Here’s what my code looks like:
public class PlatformSpawn : MonoBehaviour {

	public Transform [] platforms;
	public int platformNumbers = 0;
	private Vector3 nextSpawnLocation;
	private Transform currentPlatform;
	private Transform nextPlatform;

	void Start () {

		if (platformNumbers < 3) {
			Invoke ("Spawn",0f);
		}
	}
	
	//Spawning Function
	void Spawn () {
		if (platformNumbers == 0) {
			currentPlatform = platforms [Random.Range (0, platforms.Length)];
			nextPlatform = platforms [Random.Range (0, platforms.Length)];
			Instantiate (currentPlatform, new Vector3 (0f, 0f, 0f), Quaternion.identity);
			platformNumbers++;
			nextSpawnLocation = currentPlatform.FindChild ("PointB").transform.position;
			Instantiate (nextPlatform, nextSpawnLocation + nextPlatform.transform.position - nextPlatform.FindChild("PointA").position, Quaternion.identity);
			platformNumbers++;
			print (nextSpawnLocation);
			print (currentPlatform.FindChild ("PointB").transform.position);
		}
	}
}

Looks like you don’t know about localPosition, and the math is backwards?

This (edited to length) line in Instantiate:

nextSpawnLocation+nextPlatform.position-nextPlatform.FindChild("PointA").position

looks like you’re trying to use PointA as an offset. “Spawn at nextLocation, but shifted by PointA.” An easier way to get that is to use localPosition instead of position. Otherwise, the math seems backwards. Shouldn’t it be pointA-platformPosition?

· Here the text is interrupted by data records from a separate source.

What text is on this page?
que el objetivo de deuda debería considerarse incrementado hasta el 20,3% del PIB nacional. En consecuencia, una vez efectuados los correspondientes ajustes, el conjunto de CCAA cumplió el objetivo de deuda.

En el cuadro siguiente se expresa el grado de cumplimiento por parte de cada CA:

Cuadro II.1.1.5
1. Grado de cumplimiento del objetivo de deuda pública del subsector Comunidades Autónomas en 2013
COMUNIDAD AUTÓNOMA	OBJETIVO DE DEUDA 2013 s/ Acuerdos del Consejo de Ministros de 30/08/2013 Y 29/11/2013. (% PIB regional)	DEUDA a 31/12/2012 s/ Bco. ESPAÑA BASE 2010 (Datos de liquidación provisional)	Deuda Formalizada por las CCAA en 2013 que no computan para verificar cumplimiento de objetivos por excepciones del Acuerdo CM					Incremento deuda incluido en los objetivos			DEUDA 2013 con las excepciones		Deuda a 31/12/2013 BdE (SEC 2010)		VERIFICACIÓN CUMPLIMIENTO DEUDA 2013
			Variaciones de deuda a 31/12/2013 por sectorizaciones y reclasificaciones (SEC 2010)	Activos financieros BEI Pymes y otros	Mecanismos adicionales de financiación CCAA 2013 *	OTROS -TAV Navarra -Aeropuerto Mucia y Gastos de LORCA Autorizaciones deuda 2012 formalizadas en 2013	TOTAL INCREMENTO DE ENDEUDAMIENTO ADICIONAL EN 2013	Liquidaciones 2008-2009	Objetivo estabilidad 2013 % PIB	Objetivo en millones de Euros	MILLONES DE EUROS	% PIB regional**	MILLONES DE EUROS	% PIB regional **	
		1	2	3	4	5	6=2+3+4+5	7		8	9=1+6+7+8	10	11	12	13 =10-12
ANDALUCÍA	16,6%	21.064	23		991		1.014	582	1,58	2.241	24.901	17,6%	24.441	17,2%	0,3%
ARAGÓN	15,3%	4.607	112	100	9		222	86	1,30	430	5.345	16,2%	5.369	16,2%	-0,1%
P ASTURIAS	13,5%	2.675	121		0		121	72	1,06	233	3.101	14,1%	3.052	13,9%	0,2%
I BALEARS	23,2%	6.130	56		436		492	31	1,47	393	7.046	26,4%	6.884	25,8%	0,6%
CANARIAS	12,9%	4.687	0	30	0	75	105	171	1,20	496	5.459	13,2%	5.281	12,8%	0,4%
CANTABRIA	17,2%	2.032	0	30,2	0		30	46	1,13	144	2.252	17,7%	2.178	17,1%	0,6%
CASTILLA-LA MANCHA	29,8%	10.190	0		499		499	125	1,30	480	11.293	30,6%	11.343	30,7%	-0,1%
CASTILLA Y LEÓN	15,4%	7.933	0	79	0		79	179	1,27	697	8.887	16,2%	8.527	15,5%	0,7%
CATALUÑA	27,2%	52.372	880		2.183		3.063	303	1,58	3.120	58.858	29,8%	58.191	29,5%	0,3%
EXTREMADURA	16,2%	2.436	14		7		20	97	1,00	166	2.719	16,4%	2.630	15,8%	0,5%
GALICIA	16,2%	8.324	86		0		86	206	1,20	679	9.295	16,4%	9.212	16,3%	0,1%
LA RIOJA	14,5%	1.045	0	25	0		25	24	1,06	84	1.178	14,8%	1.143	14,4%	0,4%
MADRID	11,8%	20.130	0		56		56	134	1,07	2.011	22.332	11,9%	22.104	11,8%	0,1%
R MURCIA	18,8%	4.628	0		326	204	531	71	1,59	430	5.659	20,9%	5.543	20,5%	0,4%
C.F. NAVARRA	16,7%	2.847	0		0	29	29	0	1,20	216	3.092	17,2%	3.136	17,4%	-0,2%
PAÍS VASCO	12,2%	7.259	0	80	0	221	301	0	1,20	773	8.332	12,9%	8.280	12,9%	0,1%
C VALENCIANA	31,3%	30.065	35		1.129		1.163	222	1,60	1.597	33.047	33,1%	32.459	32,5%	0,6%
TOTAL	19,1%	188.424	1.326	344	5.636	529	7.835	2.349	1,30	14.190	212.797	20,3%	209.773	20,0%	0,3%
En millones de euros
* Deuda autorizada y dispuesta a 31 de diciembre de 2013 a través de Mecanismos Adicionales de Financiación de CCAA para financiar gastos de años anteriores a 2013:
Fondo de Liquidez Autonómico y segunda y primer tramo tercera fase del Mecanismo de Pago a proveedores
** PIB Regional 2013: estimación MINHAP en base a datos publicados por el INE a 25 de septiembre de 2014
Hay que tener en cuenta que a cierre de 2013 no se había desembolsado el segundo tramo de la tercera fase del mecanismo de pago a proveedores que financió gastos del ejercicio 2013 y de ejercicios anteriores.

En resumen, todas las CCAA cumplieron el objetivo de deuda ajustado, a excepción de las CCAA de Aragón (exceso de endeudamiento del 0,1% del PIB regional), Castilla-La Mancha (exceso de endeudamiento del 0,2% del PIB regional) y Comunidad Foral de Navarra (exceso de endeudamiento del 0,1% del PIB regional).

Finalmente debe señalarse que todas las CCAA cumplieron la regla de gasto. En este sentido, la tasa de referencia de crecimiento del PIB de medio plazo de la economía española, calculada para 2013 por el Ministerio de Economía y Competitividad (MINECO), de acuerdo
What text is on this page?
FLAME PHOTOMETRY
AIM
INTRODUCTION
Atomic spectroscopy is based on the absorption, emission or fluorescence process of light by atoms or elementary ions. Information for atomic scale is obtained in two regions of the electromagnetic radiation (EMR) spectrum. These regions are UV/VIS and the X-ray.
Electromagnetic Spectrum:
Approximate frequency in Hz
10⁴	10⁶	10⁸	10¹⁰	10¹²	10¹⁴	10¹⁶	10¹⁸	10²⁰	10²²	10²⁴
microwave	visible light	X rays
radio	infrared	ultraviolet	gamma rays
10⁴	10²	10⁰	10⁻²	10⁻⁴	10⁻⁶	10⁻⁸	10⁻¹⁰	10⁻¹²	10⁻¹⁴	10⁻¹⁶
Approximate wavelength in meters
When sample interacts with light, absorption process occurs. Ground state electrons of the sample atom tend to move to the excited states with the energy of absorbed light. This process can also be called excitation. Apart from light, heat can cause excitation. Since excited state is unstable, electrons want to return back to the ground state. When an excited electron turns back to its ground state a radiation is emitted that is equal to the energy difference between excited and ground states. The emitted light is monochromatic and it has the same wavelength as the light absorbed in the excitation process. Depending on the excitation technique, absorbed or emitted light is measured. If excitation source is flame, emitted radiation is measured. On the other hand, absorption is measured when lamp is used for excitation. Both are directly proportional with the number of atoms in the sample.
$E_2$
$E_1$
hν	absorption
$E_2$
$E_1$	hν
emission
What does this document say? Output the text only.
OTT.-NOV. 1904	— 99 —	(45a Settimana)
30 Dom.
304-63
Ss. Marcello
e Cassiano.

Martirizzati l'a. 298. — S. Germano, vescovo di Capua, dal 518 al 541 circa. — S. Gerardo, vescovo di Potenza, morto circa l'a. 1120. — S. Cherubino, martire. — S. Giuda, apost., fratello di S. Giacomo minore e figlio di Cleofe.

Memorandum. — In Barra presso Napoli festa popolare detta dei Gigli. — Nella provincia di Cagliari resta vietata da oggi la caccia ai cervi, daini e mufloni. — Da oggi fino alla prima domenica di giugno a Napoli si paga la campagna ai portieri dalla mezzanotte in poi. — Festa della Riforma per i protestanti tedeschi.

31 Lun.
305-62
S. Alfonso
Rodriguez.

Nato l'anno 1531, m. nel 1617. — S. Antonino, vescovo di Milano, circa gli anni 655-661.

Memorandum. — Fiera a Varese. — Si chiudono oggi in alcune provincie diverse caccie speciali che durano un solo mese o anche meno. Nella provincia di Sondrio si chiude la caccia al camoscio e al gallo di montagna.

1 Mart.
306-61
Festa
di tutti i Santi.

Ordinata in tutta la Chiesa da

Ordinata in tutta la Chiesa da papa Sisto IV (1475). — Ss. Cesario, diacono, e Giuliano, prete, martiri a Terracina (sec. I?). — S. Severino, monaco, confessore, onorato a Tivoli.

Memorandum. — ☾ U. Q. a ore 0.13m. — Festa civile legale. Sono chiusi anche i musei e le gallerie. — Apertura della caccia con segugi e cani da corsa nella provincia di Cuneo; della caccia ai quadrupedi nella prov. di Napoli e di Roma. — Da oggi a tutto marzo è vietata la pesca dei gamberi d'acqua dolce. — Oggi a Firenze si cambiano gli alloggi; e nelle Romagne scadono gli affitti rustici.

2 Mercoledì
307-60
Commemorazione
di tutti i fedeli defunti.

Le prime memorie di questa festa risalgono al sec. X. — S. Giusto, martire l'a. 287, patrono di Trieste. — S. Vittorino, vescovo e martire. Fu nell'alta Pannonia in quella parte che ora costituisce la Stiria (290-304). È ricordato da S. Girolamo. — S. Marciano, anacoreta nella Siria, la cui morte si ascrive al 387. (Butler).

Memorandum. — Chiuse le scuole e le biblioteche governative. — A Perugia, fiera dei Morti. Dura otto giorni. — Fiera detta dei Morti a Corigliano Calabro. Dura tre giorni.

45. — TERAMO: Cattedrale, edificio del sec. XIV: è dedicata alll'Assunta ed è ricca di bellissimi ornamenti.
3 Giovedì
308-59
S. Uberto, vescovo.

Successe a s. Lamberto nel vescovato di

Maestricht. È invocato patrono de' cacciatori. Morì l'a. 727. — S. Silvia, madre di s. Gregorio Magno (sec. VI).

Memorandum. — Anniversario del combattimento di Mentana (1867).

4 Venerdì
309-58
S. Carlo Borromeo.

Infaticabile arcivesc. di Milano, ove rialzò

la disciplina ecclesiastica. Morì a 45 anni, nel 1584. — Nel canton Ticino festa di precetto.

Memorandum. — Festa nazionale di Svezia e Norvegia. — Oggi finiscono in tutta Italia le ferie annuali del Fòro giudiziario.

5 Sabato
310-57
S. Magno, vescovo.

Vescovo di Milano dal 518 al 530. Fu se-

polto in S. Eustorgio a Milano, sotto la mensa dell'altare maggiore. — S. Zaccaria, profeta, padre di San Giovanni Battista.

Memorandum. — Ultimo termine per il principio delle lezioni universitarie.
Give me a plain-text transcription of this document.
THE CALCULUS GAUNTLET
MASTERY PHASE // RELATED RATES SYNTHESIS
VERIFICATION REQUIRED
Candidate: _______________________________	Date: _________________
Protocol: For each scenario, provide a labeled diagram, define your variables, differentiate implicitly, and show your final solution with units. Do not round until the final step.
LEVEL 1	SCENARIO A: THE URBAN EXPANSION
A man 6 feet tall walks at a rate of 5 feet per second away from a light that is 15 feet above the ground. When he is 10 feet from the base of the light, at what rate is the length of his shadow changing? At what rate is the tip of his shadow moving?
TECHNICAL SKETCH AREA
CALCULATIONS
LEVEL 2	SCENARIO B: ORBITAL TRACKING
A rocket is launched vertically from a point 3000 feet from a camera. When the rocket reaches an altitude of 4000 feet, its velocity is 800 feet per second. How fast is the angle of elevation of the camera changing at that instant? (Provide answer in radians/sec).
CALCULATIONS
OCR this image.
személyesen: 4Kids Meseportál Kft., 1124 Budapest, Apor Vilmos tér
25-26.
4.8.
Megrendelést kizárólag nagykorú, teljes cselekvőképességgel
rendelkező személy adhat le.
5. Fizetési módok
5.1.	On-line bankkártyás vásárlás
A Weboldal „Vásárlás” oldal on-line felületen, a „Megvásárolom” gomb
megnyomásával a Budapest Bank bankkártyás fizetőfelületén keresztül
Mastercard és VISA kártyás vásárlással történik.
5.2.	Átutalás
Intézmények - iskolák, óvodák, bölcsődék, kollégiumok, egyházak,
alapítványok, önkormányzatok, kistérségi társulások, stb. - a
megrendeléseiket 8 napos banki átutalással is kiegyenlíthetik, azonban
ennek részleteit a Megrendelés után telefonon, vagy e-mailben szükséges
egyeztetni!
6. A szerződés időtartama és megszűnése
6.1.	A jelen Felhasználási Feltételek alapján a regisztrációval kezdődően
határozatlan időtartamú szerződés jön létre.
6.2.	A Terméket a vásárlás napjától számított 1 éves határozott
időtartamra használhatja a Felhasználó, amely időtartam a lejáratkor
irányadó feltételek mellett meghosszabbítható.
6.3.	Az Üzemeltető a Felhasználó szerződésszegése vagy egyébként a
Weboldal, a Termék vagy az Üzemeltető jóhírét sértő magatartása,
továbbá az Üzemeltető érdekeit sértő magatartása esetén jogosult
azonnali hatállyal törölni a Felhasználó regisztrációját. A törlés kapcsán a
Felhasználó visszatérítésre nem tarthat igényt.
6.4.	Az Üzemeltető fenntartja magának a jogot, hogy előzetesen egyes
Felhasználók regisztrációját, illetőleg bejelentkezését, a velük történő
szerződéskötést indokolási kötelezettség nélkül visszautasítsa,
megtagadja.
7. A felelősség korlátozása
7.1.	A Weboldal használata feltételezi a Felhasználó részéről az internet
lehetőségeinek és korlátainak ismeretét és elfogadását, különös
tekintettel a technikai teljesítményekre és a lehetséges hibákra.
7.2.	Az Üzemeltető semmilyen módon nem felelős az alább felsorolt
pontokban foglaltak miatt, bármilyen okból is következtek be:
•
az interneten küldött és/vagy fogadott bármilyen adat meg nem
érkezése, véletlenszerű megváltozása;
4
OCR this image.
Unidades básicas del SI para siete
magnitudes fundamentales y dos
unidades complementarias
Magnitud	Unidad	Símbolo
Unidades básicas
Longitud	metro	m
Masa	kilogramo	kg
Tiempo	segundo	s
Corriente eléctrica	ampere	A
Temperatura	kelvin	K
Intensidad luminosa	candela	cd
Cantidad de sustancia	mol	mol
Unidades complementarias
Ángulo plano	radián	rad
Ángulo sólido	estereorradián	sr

If things rotate, then the two are different. LocalPosition is in the parent’s local coords, whereas child.pos-parent.pos is always in global coords. But only if parents are rotated, does this matter.

I’m also a little confused by “trying to Instantiate at point B.” You can just use pointB.position directly. Even for children, position is the actual, world position. LocalPosition is the one that changes up if you’re a child. But if that was what you really wanted, you wouldn’t have used all that math?

After a bit of testing, I have found the answer. The reason why the platforms are instantiating at a spot different than what I intended was because I thought the parentObeject’s position is the centre point of the parentObject and all its children (that’s what it shows in the game scene when I select the parentObject). When actually, the position of the parentObject is basically the centre point of just the parentObject by itself (without the children). Forgive my naivety.